Что касается Еврейской Библии (или Ветхого Завета) и Нового Завета, мой выбор был прост: я обратился к новому исправленному изданию Библии, NRSV. Этот перевод — плод труда многих видных ученых, систематически разрешающих разногласия. (Например, было проведено голосование по вопросу о том, как толковать в десяти заповедях запрет на убийство — как любую расправу или как обдуманное преступление.) В коллективном переводе есть свои изъяны, но, на мой взгляд, достоинства преобладают над ними. Кроме того, я увидел смысл в использовании переводов Еврейской Библии и Нового Завета, имеющих общие стандарты комментариев и примечаний. Более того, вариант нового исправленного издания NRSV, к которому я обращался особенно часто — новая оксфордская Библия с примечаниями, — вывела на более высокий уровень единообразие примечаний, включив в него перекрестные ссылки, связывающие стихи Еврейской Библии с параллельными местами в Новом Завете. В нескольких случаях я пользовался альтернативными переводами текста или дополнительными переводами в примечаниях в конце книги. В этих случаях источник перевода указан в конце (RSV — исправленное издание Библии, KJV — Библия короля Якова).
Сделать выбор в случае с Кораном оказалось труднее. Ни один перевод Корана на английский не имеет такого институционального происхождения, как NRSV, или сравнимой степени одобрения англоязычными учеными. И я обращался к нескольким переводам каждого отрывка Корана, который процитировал здесь.

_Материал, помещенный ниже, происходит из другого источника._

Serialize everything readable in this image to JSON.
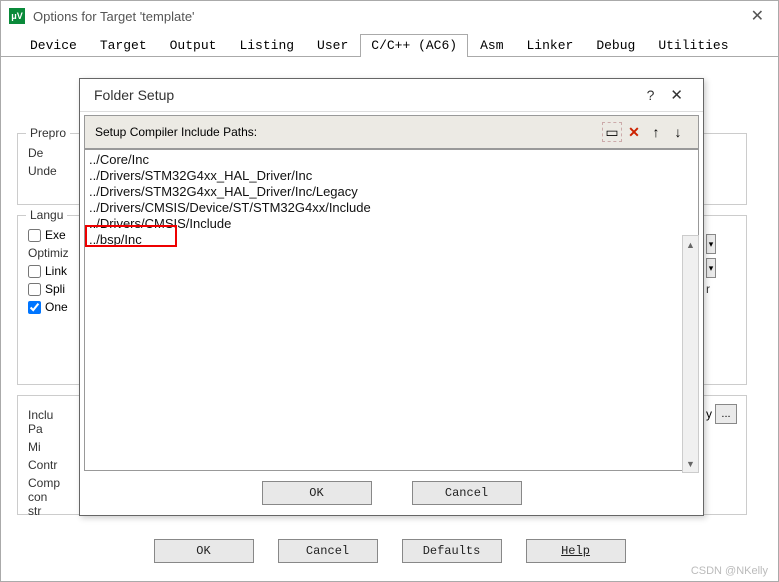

В первую очередь я обращался к переводу, выполненному в XIX веке Дж. М. Родуэллом. Этот выбор, в чем почти стыдно признаваться, практически всецело обусловлен выгодой: перевод Родуэлла существует в виде бесплатной аудиоверсии, и мое знакомство с Кораном началось с ее регулярного прослушивания на вечерних прогулках. В этой форме я усвоил текст целиком — слушал МРЗ-файлы на своем смартфоне Treo 650 и пользовался им же, чтобы делать заметки об отрывках, требующих дальнейших исследований. К счастью, перевод Родуэлла — авторитетный труд, и, поскольку выполнен в XIX веке, его классический английский язык соответствует высокому назначению текста. К тому же, насколько я могу судить, никаких конкретных целей Родуэлл не преследовал.
Перед тем как процитировать какой-либо отрывок из Корана, я всегда сверялся с другими переводами, в особенности с переводом Артура Дж. Арберри. Перевод Арберри известен как наименее «интерпретативный»; сталкиваясь с неясными или двусмысленными выражениями, Арберри старался сохранять в них неясность. Поэтому его перевод стал удобной базой: если какой-нибудь стих в переводе Родуэлла или кого-нибудь другого не соответствовал тому же стиху в переводе Арберри или просто был гораздо понятнее, чем в переводе Арберри, я относился к нему с подозрением и начинал рыться в других переводах, чтобы выяснить, нельзя ли как-нибудь прийти к консенсусу. Надеюсь, мне удалось удержаться от соблазна сверяться со слишком большим количеством переводов — как и от соблазна «снять сливки», выбрать тот перевод, который соответствует аналитическим потребностям момента. Так или иначе, всякий раз, когда я цитировал отрывок текста, смысл которого вызывал серьезные споры, я старался упомянуть об этом в примечаниях в конце книги.